There are not two sides to this issue; it’s not up for debate. If GSA funding comes from tuition dollars, and it does, then the GSA president cannot tell the Diversity Caucus to suppress its beliefs about divestment as a condition of funding. The U.S. Supreme Court said so.

But the restriction the GSA imposed did not just threaten the rights of students with a particular viewpoint on Palestine and Israel – it undermined open debate on controversial issues for all students. If university officials and student government leaders are permitted to restrict the speech of students advocating for Palestinian rights then they could do the same to others. For example, they can exclude activists against fee hikes, advocates for gun control or gun rights or campaigners for Hillary Clinton or Donald Trump. All of these constituencies could be told that they can have “zero connection” to GSA funded events. This would erode the free speech protections that define our society and our intellectually rigorous university environment.

In an effort to help repair the damage, last week, graduate students and a representative of the American Civil Liberties Union of Southern California visited the GSA Forum to explain the legal issues and outline ways the GSA can recommit itself to upholding free speech values.
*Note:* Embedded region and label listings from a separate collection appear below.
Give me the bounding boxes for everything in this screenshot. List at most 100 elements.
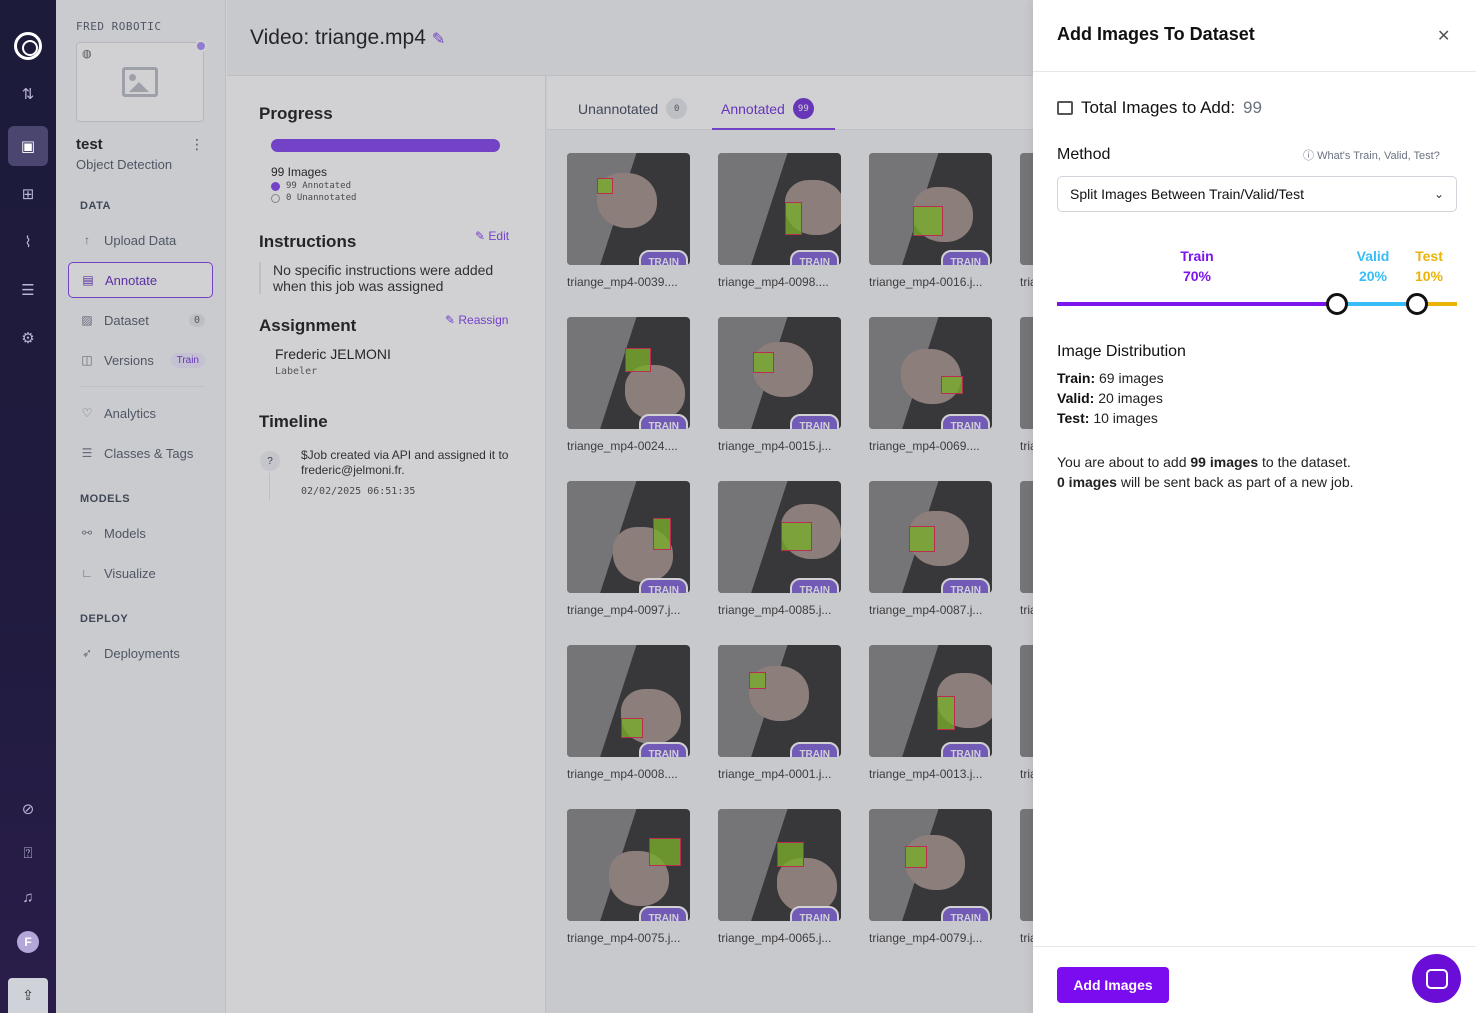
dist-value: 10 images [1093, 410, 1158, 426]
sidebar-item-upload[interactable]: ↑ Upload Data [68, 222, 213, 258]
image-thumbnail: TRAIN [718, 481, 841, 593]
sidebar-item-classes[interactable]: ☰ Classes & Tags [68, 435, 213, 471]
avatar[interactable]: F [17, 931, 39, 953]
tab-unannotated[interactable]: Unannotated 0 [578, 98, 688, 119]
close-icon[interactable]: ✕ [1437, 26, 1450, 46]
split-badge: TRAIN [790, 906, 839, 921]
unannotated-label: 0 Unannotated [286, 193, 357, 203]
note-text: You are about to add [1057, 454, 1191, 470]
file-name: tria [1020, 439, 1033, 453]
train-label: Train 70% [1167, 246, 1227, 286]
total-value: 99 [1243, 98, 1262, 117]
sidebar-item-models[interactable]: ⚯ Models [68, 515, 213, 551]
page-shape [1020, 481, 1033, 593]
image-card[interactable]: TRAIN triange_mp4-0013.j... [869, 645, 992, 781]
image-card[interactable]: TRAIN triange_mp4-0079.j... [869, 809, 992, 945]
total-images: Total Images to Add: 99 [1057, 98, 1262, 118]
upload-icon[interactable]: ⇪ [8, 978, 48, 1013]
versions-icon: ◫ [81, 353, 93, 367]
image-thumbnail: TRAIN [1020, 481, 1033, 593]
image-card[interactable]: TRAIN triange_mp4-0065.j... [718, 809, 841, 945]
projects-icon[interactable]: ▣ [8, 126, 48, 166]
project-thumbnail[interactable] [76, 42, 204, 122]
sidebar-item-label: Classes & Tags [104, 445, 194, 461]
workflows-icon[interactable]: ⊞ [0, 174, 56, 214]
sidebar-item-versions[interactable]: ◫ Versions Train [68, 342, 213, 378]
roboflow-logo-icon[interactable] [14, 32, 42, 60]
progress-heading: Progress [259, 104, 333, 123]
assignee-name: Frederic JELMONI [275, 346, 391, 362]
tab-label: Annotated [721, 100, 785, 117]
kebab-menu-icon[interactable]: ⋮ [190, 136, 204, 153]
bell-icon[interactable]: ♫ [0, 877, 56, 917]
image-card[interactable]: TRAIN triange_mp4-0075.j... [567, 809, 690, 945]
sidebar-item-analytics[interactable]: ♡ Analytics [68, 395, 213, 431]
explore-icon[interactable]: ⊘ [0, 789, 56, 829]
image-card[interactable]: TRAIN triange_mp4-0098.... [718, 153, 841, 289]
split-badge: TRAIN [790, 742, 839, 757]
valid-name: Valid [1356, 248, 1390, 264]
image-card[interactable]: TRAIN tria [1020, 809, 1033, 945]
tab-annotated[interactable]: Annotated 99 [721, 98, 814, 119]
sidebar-item-label: Deployments [104, 645, 180, 661]
image-card[interactable]: TRAIN triange_mp4-0008.... [567, 645, 690, 781]
image-card[interactable]: TRAIN triange_mp4-0001.j... [718, 645, 841, 781]
chat-launcher[interactable] [1412, 954, 1461, 1003]
list-icon: ☰ [81, 446, 93, 460]
image-card[interactable]: TRAIN tria [1020, 645, 1033, 781]
sidebar-item-label: Versions [104, 352, 154, 368]
method-select[interactable]: Split Images Between Train/Valid/Test ⌄ [1057, 176, 1457, 212]
sidebar-item-visualize[interactable]: ∟ Visualize [68, 555, 213, 591]
bounding-box [749, 672, 766, 689]
test-label: Test 10% [1399, 246, 1459, 286]
test-name: Test [1415, 248, 1443, 264]
add-images-button[interactable]: Add Images [1057, 967, 1169, 1003]
image-thumbnail: TRAIN [1020, 317, 1033, 429]
sidebar-item-annotate[interactable]: ▤ Annotate [68, 262, 213, 298]
annotate-icon: ▤ [82, 273, 94, 287]
sidebar-item-deployments[interactable]: ➶ Deployments [68, 635, 213, 671]
edit-pencil-icon[interactable]: ✎ [432, 31, 445, 48]
settings-icon[interactable]: ⚙ [0, 318, 56, 358]
reassign-link[interactable]: ✎ Reassign [445, 313, 508, 327]
add-images-panel: Add Images To Dataset ✕ Total Images to … [1033, 0, 1476, 1013]
image-card[interactable]: TRAIN triange_mp4-0085.j... [718, 481, 841, 617]
help-icon[interactable]: ⍰ [0, 833, 56, 873]
image-card[interactable]: TRAIN tria [1020, 317, 1033, 453]
file-name: tria [1020, 603, 1033, 617]
image-card[interactable]: TRAIN triange_mp4-0069.... [869, 317, 992, 453]
file-name: triange_mp4-0024.... [567, 439, 678, 453]
file-name: triange_mp4-0069.... [869, 439, 980, 453]
image-card[interactable]: TRAIN tria [1020, 481, 1033, 617]
image-card[interactable]: TRAIN triange_mp4-0087.j... [869, 481, 992, 617]
file-name: triange_mp4-0001.j... [718, 767, 832, 781]
train-valid-handle[interactable] [1326, 293, 1348, 315]
help-circle-icon: ⓘ [1303, 150, 1314, 162]
image-card[interactable]: TRAIN triange_mp4-0015.j... [718, 317, 841, 453]
sidebar-item-label: Annotate [105, 272, 158, 288]
timeline-heading: Timeline [259, 412, 328, 431]
image-thumbnail: TRAIN [869, 481, 992, 593]
image-card[interactable]: TRAIN triange_mp4-0024.... [567, 317, 690, 453]
file-name: triange_mp4-0065.j... [718, 931, 832, 945]
sidebar-item-dataset[interactable]: ▨ Dataset 0 [68, 302, 213, 338]
image-thumbnail: TRAIN [718, 317, 841, 429]
image-card[interactable]: TRAIN triange_mp4-0097.j... [567, 481, 690, 617]
project-sidebar: FRED ROBOTIC ◍ test ⋮ Object Detection D… [56, 0, 226, 1013]
image-grid: Unannotated 0 Annotated 99 TRAIN triange_mp… [547, 76, 1033, 1013]
help-link[interactable]: ⓘ What's Train, Valid, Test? [1303, 147, 1440, 163]
split-badge: TRAIN [941, 414, 990, 429]
image-card[interactable]: TRAIN tria [1020, 153, 1033, 289]
valid-test-handle[interactable] [1406, 293, 1428, 315]
dist-value: 20 images [1098, 390, 1163, 406]
edit-instructions-link[interactable]: ✎ Edit [475, 229, 509, 243]
analytics-rail-icon[interactable]: ⌇ [0, 222, 56, 262]
dist-label: Train: [1057, 370, 1096, 386]
chart-icon: ∟ [81, 566, 93, 580]
image-thumbnail: TRAIN [869, 809, 992, 921]
swap-arrows-icon[interactable]: ⇅ [0, 74, 56, 114]
database-icon[interactable]: ☰ [0, 270, 56, 310]
image-card[interactable]: TRAIN triange_mp4-0039.... [567, 153, 690, 289]
image-card[interactable]: TRAIN triange_mp4-0016.j... [869, 153, 992, 289]
note-bold: 99 images [1190, 454, 1259, 470]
The first step is to amend the GSA bylaws to make it clear that the GSA will not engage in viewpoint discrimination, meaning it will distribute funds to a variety of student organizations without regard to the viewpoints expressed. We hope the GSA Forum does this at its next meeting in February and formally apologizes to students affected by its funding restriction.

But the administration also needs to do its part. It must train and advise the GSA on free speech law, and when student government officials go wrong, as they did here by violating the law and chilling important political speech on campus, the administration must take a clear stand. But instead, the administration has not said a public word for over two months. Worse, certain administrators were informed about the funding restriction when it happened in October, and also said nothing.

The silence from the administration has eroded students’ confidence in their rights to free speech on campus. Confusion about viewpoint discrimination will take time to undo and meanwhile students who support divestment are left to wonder if they can be penalized for expressing their beliefs. It’s going to take more than a bylaw amendment to undo that damage.

The administration must send clear instructions clarifying the law and how it applies to all student affairs staff who oversee student groups, and student government organizations that allocate funding. It must unequivocally state that campus members may not be penalized for supporting divestment.

Finally, we need to hear from the chancellor that the university values open discussion about important social and political issues, and firmly commits to providing funding to a variety of student organizations on a viewpoint neutral basis.

Jackson is an attorney with Palestine Legal and cooperating counsel with the Center for Constitutional Rights. Kurwa is a graduate student. Eliasberg is the legal director of the ACLU of Southern California.